Groq was founded in 2016. As early as 2021, Groq was called the "strongest challenger to NVIDIA". In 2021, Groq raised $300 million led by well-known investment firms such as Tiger Global Management and D1 Capital, bringing its total funding to $367 million.
In August 2023, Groq introduced the Groq LPU, which can run a 70 billion parameter enterprise-level language model at a record-breaking speed of over 100 tokens per second. Groq estimates it has a speed advantage of 10 to 100 times over other systems.
Groq's founder and CEO Jonathan Ross once said: "Artificial intelligence is constrained by existing systems, many of which are being followed by newcomers or gradually improved. No matter how much money you invest in this issue, traditional architectures like GPUs and CPUs struggle to meet the rapidly growing demands of artificial intelligence and machine learning... Our mission is more disruptive: Groq seeks to unlock the potential of artificial intelligence by reducing computing costs to zero."

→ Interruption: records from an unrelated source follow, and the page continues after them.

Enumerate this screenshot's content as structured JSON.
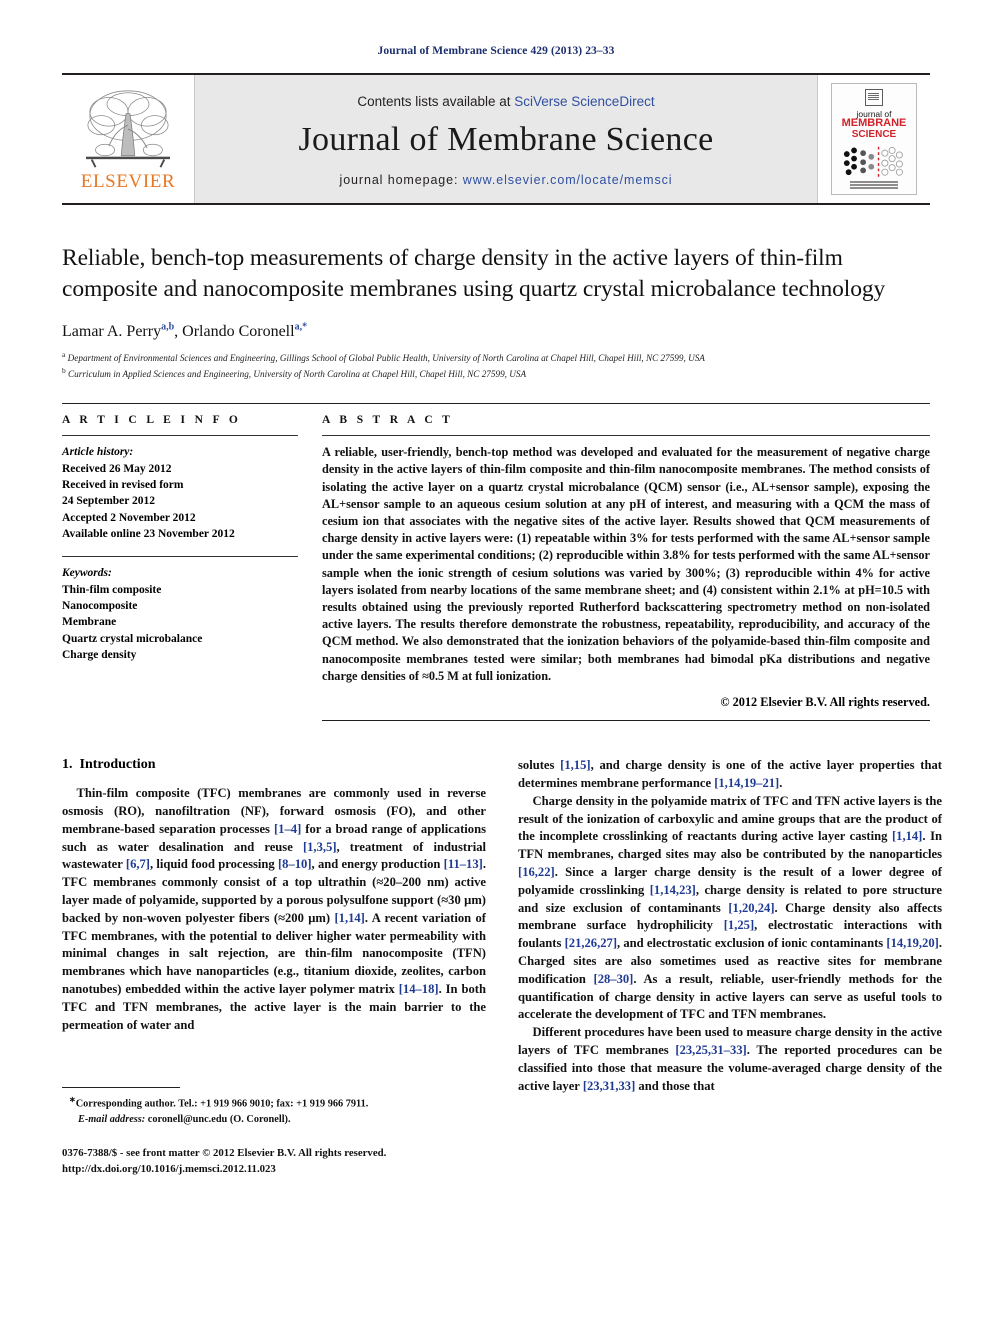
{
  "running_head": "Journal of Membrane Science 429 (2013) 23–33",
  "masthead": {
    "publisher_name": "ELSEVIER",
    "contents_prefix": "Contents lists available at ",
    "contents_link": "SciVerse ScienceDirect",
    "journal_title": "Journal of Membrane Science",
    "homepage_prefix": "journal homepage: ",
    "homepage_url": "www.elsevier.com/locate/memsci",
    "cover": {
      "line1": "journal of",
      "line2": "MEMBRANE",
      "line3": "SCIENCE"
    },
    "link_color": "#2f4fa0",
    "elsevier_orange": "#E87722",
    "cover_red": "#d2232a"
  },
  "article": {
    "title": "Reliable, bench-top measurements of charge density in the active layers of thin-film composite and nanocomposite membranes using quartz crystal microbalance technology",
    "authors_html": "Lamar A. Perry<sup>a,b</sup>, Orlando Coronell<sup>a,*</sup>",
    "affiliations": [
      "a Department of Environmental Sciences and Engineering, Gillings School of Global Public Health, University of North Carolina at Chapel Hill, Chapel Hill, NC 27599, USA",
      "b Curriculum in Applied Sciences and Engineering, University of North Carolina at Chapel Hill, Chapel Hill, NC 27599, USA"
    ],
    "affil_markers": [
      "a",
      "b"
    ],
    "affil_texts": [
      "Department of Environmental Sciences and Engineering, Gillings School of Global Public Health, University of North Carolina at Chapel Hill, Chapel Hill, NC 27599, USA",
      "Curriculum in Applied Sciences and Engineering, University of North Carolina at Chapel Hill, Chapel Hill, NC 27599, USA"
    ]
  },
  "article_info": {
    "label": "A R T I C L E    I N F O",
    "history_heading": "Article history:",
    "history_lines": [
      "Received 26 May 2012",
      "Received in revised form",
      "24 September 2012",
      "Accepted 2 November 2012",
      "Available online 23 November 2012"
    ],
    "keywords_heading": "Keywords:",
    "keywords": [
      "Thin-film composite",
      "Nanocomposite",
      "Membrane",
      "Quartz crystal microbalance",
      "Charge density"
    ]
  },
  "abstract": {
    "label": "A B S T R A C T",
    "text": "A reliable, user-friendly, bench-top method was developed and evaluated for the measurement of negative charge density in the active layers of thin-film composite and thin-film nanocomposite membranes. The method consists of isolating the active layer on a quartz crystal microbalance (QCM) sensor (i.e., AL+sensor sample), exposing the AL+sensor sample to an aqueous cesium solution at any pH of interest, and measuring with a QCM the mass of cesium ion that associates with the negative sites of the active layer. Results showed that QCM measurements of charge density in active layers were: (1) repeatable within 3% for tests performed with the same AL+sensor sample under the same experimental conditions; (2) reproducible within 3.8% for tests performed with the same AL+sensor sample when the ionic strength of cesium solutions was varied by 300%; (3) reproducible within 4% for active layers isolated from nearby locations of the same membrane sheet; and (4) consistent within 2.1% at pH=10.5 with results obtained using the previously reported Rutherford backscattering spectrometry method on non-isolated active layers. The results therefore demonstrate the robustness, repeatability, reproducibility, and accuracy of the QCM method. We also demonstrated that the ionization behaviors of the polyamide-based thin-film composite and nanocomposite membranes tested were similar; both membranes had bimodal pKa distributions and negative charge densities of ≈0.5 M at full ionization.",
    "copyright": "© 2012 Elsevier B.V. All rights reserved."
  },
  "introduction": {
    "number": "1.",
    "heading": "Introduction",
    "left_paragraphs": [
      "Thin-film composite (TFC) membranes are commonly used in reverse osmosis (RO), nanofiltration (NF), forward osmosis (FO), and other membrane-based separation processes [1–4] for a broad range of applications such as water desalination and reuse [1,3,5], treatment of industrial wastewater [6,7], liquid food processing [8–10], and energy production [11–13]. TFC membranes commonly consist of a top ultrathin (≈20–200 nm) active layer made of polyamide, supported by a porous polysulfone support (≈30 μm) backed by non-woven polyester fibers (≈200 μm) [1,14]. A recent variation of TFC membranes, with the potential to deliver higher water permeability with minimal changes in salt rejection, are thin-film nanocomposite (TFN) membranes which have nanoparticles (e.g., titanium dioxide, zeolites, carbon nanotubes) embedded within the active layer polymer matrix [14–18]. In both TFC and TFN membranes, the active layer is the main barrier to the permeation of water and"
    ],
    "right_paragraphs": [
      "solutes [1,15], and charge density is one of the active layer properties that determines membrane performance [1,14,19–21].",
      "Charge density in the polyamide matrix of TFC and TFN active layers is the result of the ionization of carboxylic and amine groups that are the product of the incomplete crosslinking of reactants during active layer casting [1,14]. In TFN membranes, charged sites may also be contributed by the nanoparticles [16,22]. Since a larger charge density is the result of a lower degree of polyamide crosslinking [1,14,23], charge density is related to pore structure and size exclusion of contaminants [1,20,24]. Charge density also affects membrane surface hydrophilicity [1,25], electrostatic interactions with foulants [21,26,27], and electrostatic exclusion of ionic contaminants [14,19,20]. Charged sites are also sometimes used as reactive sites for membrane modification [28–30]. As a result, reliable, user-friendly methods for the quantification of charge density in active layers can serve as useful tools to accelerate the development of TFC and TFN membranes.",
      "Different procedures have been used to measure charge density in the active layers of TFC membranes [23,25,31–33]. The reported procedures can be classified into those that measure the volume-averaged charge density of the active layer [23,31,33] and those that"
    ]
  },
  "footnote": {
    "corresponding": "Corresponding author. Tel.: +1 919 966 9010; fax: +1 919 966 7911.",
    "email_label": "E-mail address:",
    "email_value": "coronell@unc.edu (O. Coronell).",
    "issn_line": "0376-7388/$ - see front matter © 2012 Elsevier B.V. All rights reserved.",
    "doi_line": "http://dx.doi.org/10.1016/j.memsci.2012.11.023"
  }
}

Experts Question the Cost-Effectiveness and Competitiveness of Groq LPU
Associate Professor He Hu from the School of Integrated Circuits at Tsinghua University stated that LPU chips belong to the reasoning category and are not competing in the same field as the currently in-demand GPUs, which are primarily used for training large models. In terms of reasoning chips, LPUs may have achieved relatively high performance, but their operating costs are not low. High-performance, low-cost reasoning chips could reduce inference costs and broaden the application scope of AI large models. Their market prospects largely depend on market choices for inference needs and are less about technological competition.
As the name suggests, training chips are mainly used for training large models, while reasoning chips are mainly for AI applications. The industry believes that as various sectors welcome vertical large models and AI large model applications gradually take shape, computing power for inference will receive as much attention as that for training.
However, even for inference, some experts have calculated based on the memory capacity and throughput of large model operations of LPU and GPU that, in terms of cost-effectiveness and energy efficiency, LPU cannot compete with Nvidia's GPU.
Jia Yangqing, a former AI scientist at Facebook and former Vice President of Technology at Alibaba, analyzed on an overseas social media platform that the Groq LPU has a very small memory capacity (230MB). Simple calculations show that running a model with 70 billion parameters would require 305 Groq cards, equivalent to using 8 Nvidia H100 cards. Looking at the current prices, this means that for the same throughput, the hardware cost of Groq LPU is about 40 times that of H100, and the energy cost is about 10 times as much.
A leader from a top domestic AI chip company also agrees with the aforementioned calculation. He believes that unlike GPUs, which use HBM (High Bandwidth Memory), LPUs use SRAM (Static Random-Access Memory) for storage, which means many cards are required to run a large model.
Tencent's chip expert Yao Jinxin even bluntly stated: "Nvidia's absolute lead in this AI wave has the world eagerly anticipating challengers. Each eye-catching article is initially believed, not only for this reason but also because of the 'tricks' used in comparisons, deliberately ignoring other factors, and comparing with a single dimension."